YOU WANT TO REACH HEAVEN? Let’s pray to increase our dependence to Jesus.

First of many

Last March 14-15 was my first service assignment since officially serving again with the CFC Youth community as an MV. Together with the mission heads and a co-MV (Lara), we conducted General Assembly, Household Leader’s Training and Youth Camp Training at Red Deer/Ponoka Mission Area. I was nervous but very excited to embark on this assignment. It was definitely a jam-packed weekend. But I was really amazed at the dedication of the youth because those serving for their upcoming camp were there since the general assembly on Saturday up to the youth camp training on Sunday (none of them missed any sessions/talks).

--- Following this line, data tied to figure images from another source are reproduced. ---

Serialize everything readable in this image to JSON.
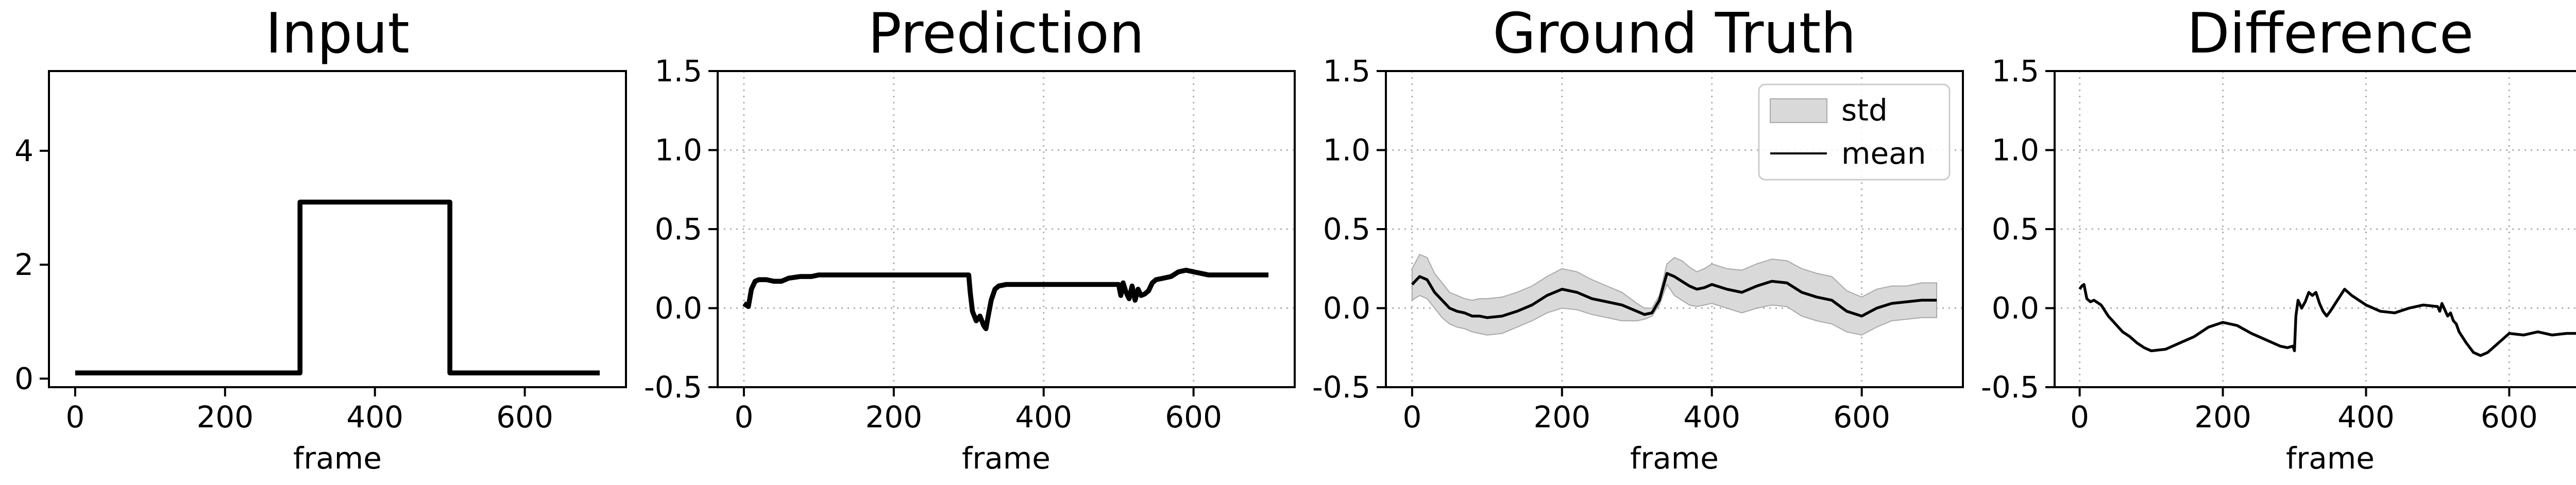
{
  "chart_data": [
    {
      "type": "line",
      "title": "Input",
      "xlabel": "frame",
      "ylabel": "",
      "xlim": [
        -35,
        735
      ],
      "ylim": [
        -0.15,
        5.4
      ],
      "xticks": [
        0,
        200,
        400,
        600
      ],
      "yticks": [
        0,
        2,
        4
      ],
      "grid": false,
      "series": [
        {
          "color": "#000000",
          "line_width": 3.2,
          "x": [
            0,
            300,
            300,
            500,
            500,
            700
          ],
          "y": [
            0.1,
            0.1,
            3.1,
            3.1,
            0.1,
            0.1
          ]
        }
      ]
    },
    {
      "type": "line",
      "title": "Prediction",
      "xlabel": "frame",
      "ylabel": "",
      "xlim": [
        -35,
        735
      ],
      "ylim": [
        -0.5,
        1.5
      ],
      "xticks": [
        0,
        200,
        400,
        600
      ],
      "yticks": [
        -0.5,
        0.0,
        0.5,
        1.0,
        1.5
      ],
      "grid": true,
      "series": [
        {
          "color": "#000000",
          "line_width": 3.2,
          "x": [
            0,
            3,
            6,
            10,
            15,
            20,
            30,
            40,
            50,
            60,
            75,
            90,
            100,
            120,
            150,
            200,
            250,
            290,
            298,
            300,
            302,
            305,
            310,
            315,
            320,
            323,
            326,
            330,
            335,
            340,
            350,
            400,
            450,
            500,
            503,
            506,
            510,
            514,
            518,
            522,
            526,
            530,
            535,
            540,
            545,
            550,
            560,
            570,
            580,
            590,
            600,
            620,
            650,
            700
          ],
          "y": [
            0.03,
            0.02,
            0.01,
            0.12,
            0.17,
            0.18,
            0.18,
            0.17,
            0.17,
            0.19,
            0.2,
            0.2,
            0.21,
            0.21,
            0.21,
            0.21,
            0.21,
            0.21,
            0.21,
            0.21,
            0.1,
            -0.02,
            -0.08,
            -0.05,
            -0.11,
            -0.13,
            -0.05,
            0.05,
            0.12,
            0.14,
            0.15,
            0.15,
            0.15,
            0.15,
            0.08,
            0.16,
            0.1,
            0.06,
            0.14,
            0.05,
            0.12,
            0.08,
            0.09,
            0.11,
            0.16,
            0.18,
            0.19,
            0.2,
            0.23,
            0.24,
            0.23,
            0.21,
            0.21,
            0.21
          ]
        }
      ]
    },
    {
      "type": "area",
      "title": "Ground Truth",
      "xlabel": "frame",
      "ylabel": "",
      "xlim": [
        -35,
        735
      ],
      "ylim": [
        -0.5,
        1.5
      ],
      "xticks": [
        0,
        200,
        400,
        600
      ],
      "yticks": [
        -0.5,
        0.0,
        0.5,
        1.0,
        1.5
      ],
      "grid": true,
      "legend": {
        "position": "top-right",
        "entries": [
          "std",
          "mean"
        ]
      },
      "x": [
        0,
        10,
        20,
        30,
        40,
        50,
        60,
        70,
        80,
        90,
        100,
        120,
        140,
        160,
        180,
        200,
        220,
        240,
        260,
        280,
        300,
        310,
        320,
        330,
        340,
        350,
        360,
        370,
        380,
        390,
        400,
        420,
        440,
        460,
        480,
        500,
        520,
        540,
        560,
        580,
        600,
        620,
        640,
        660,
        680,
        700
      ],
      "series": [
        {
          "name": "mean",
          "color": "#000000",
          "line_width": 1.8,
          "values": [
            0.15,
            0.2,
            0.18,
            0.1,
            0.05,
            0.0,
            -0.02,
            -0.03,
            -0.05,
            -0.05,
            -0.06,
            -0.05,
            -0.02,
            0.02,
            0.08,
            0.12,
            0.1,
            0.06,
            0.04,
            0.02,
            -0.02,
            -0.04,
            -0.03,
            0.05,
            0.22,
            0.2,
            0.17,
            0.14,
            0.12,
            0.13,
            0.15,
            0.12,
            0.1,
            0.14,
            0.17,
            0.16,
            0.1,
            0.07,
            0.05,
            -0.02,
            -0.05,
            0.0,
            0.03,
            0.04,
            0.05,
            0.05
          ]
        },
        {
          "name": "std",
          "color": "#d9d9d9",
          "edge_color": "#a9a9a9",
          "lower": [
            0.05,
            0.08,
            0.06,
            0.0,
            -0.06,
            -0.1,
            -0.12,
            -0.13,
            -0.15,
            -0.16,
            -0.17,
            -0.16,
            -0.12,
            -0.08,
            -0.03,
            0.0,
            -0.01,
            -0.04,
            -0.06,
            -0.08,
            -0.08,
            -0.07,
            -0.05,
            0.02,
            0.15,
            0.08,
            0.05,
            0.02,
            0.01,
            0.02,
            0.03,
            0.0,
            -0.03,
            0.0,
            0.02,
            0.01,
            -0.05,
            -0.08,
            -0.1,
            -0.15,
            -0.17,
            -0.12,
            -0.08,
            -0.07,
            -0.06,
            -0.06
          ],
          "upper": [
            0.25,
            0.34,
            0.32,
            0.22,
            0.16,
            0.1,
            0.08,
            0.06,
            0.05,
            0.06,
            0.06,
            0.07,
            0.1,
            0.14,
            0.2,
            0.25,
            0.23,
            0.18,
            0.14,
            0.1,
            0.03,
            0.0,
            0.0,
            0.08,
            0.28,
            0.32,
            0.3,
            0.26,
            0.23,
            0.25,
            0.28,
            0.25,
            0.24,
            0.28,
            0.31,
            0.3,
            0.25,
            0.22,
            0.2,
            0.11,
            0.07,
            0.12,
            0.14,
            0.14,
            0.16,
            0.16
          ]
        }
      ]
    },
    {
      "type": "line",
      "title": "Difference",
      "xlabel": "frame",
      "ylabel": "",
      "xlim": [
        -35,
        735
      ],
      "ylim": [
        -0.5,
        1.5
      ],
      "xticks": [
        0,
        200,
        400,
        600
      ],
      "yticks": [
        -0.5,
        0.0,
        0.5,
        1.0,
        1.5
      ],
      "grid": true,
      "series": [
        {
          "color": "#000000",
          "line_width": 1.8,
          "x": [
            0,
            3,
            6,
            10,
            15,
            20,
            30,
            40,
            50,
            60,
            70,
            80,
            90,
            100,
            120,
            140,
            160,
            180,
            200,
            220,
            240,
            260,
            280,
            290,
            298,
            300,
            302,
            305,
            310,
            315,
            320,
            325,
            330,
            335,
            340,
            345,
            350,
            360,
            370,
            380,
            390,
            400,
            420,
            440,
            460,
            480,
            500,
            503,
            506,
            510,
            514,
            518,
            522,
            526,
            530,
            540,
            550,
            560,
            570,
            580,
            590,
            600,
            620,
            640,
            660,
            680,
            700
          ],
          "y": [
            0.12,
            0.14,
            0.15,
            0.06,
            0.04,
            0.05,
            0.02,
            -0.05,
            -0.1,
            -0.15,
            -0.18,
            -0.22,
            -0.25,
            -0.27,
            -0.26,
            -0.22,
            -0.18,
            -0.12,
            -0.09,
            -0.11,
            -0.16,
            -0.2,
            -0.24,
            -0.25,
            -0.24,
            -0.27,
            -0.05,
            0.05,
            0.0,
            0.04,
            0.1,
            0.08,
            0.1,
            0.03,
            -0.02,
            -0.05,
            -0.02,
            0.05,
            0.12,
            0.08,
            0.05,
            0.02,
            -0.02,
            -0.03,
            0.0,
            0.02,
            0.01,
            -0.02,
            0.03,
            -0.01,
            -0.05,
            -0.03,
            -0.08,
            -0.1,
            -0.15,
            -0.22,
            -0.28,
            -0.3,
            -0.28,
            -0.24,
            -0.2,
            -0.16,
            -0.17,
            -0.15,
            -0.17,
            -0.16,
            -0.16
          ]
        }
      ]
    }
  ]
}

Before the weekend, Lara and I knew that would be leading their upcoming camp. There was fear but there was no hesitation in my part because I knew that I wanted to serve again (that’s why I applied to be an MV). We got to know the Red Deer service team through fellowship (especially playing the Human Knot Game) and through sharings especially after the “State of our Hearts” talk. Lara and I also led the discussion of camp name, verse, communal prayer time and fasting. I was in awe of the verses they mentioned. Eventually, we decided to name the camp “Camp Rise” from Micah 7:8 (“when I fall, I shall rise”, NRSV).

That weekend, we were also able to visit St. Mary’s Parish. I noticed that it looks the same as the Precious Blood Parish in Winnipeg (NLS, 2010). The parish is really beautiful, gave me much joy. Visiting that parish is definitely God’s gift.

Overall, the weekend was the first of many more service opportunities and I can’t wait to see what more the Lord has in store. With Red Deer, I know that the Lord will truly bless this mission area (especially their upcoming camp) because of the hearts that are willing to serve Him.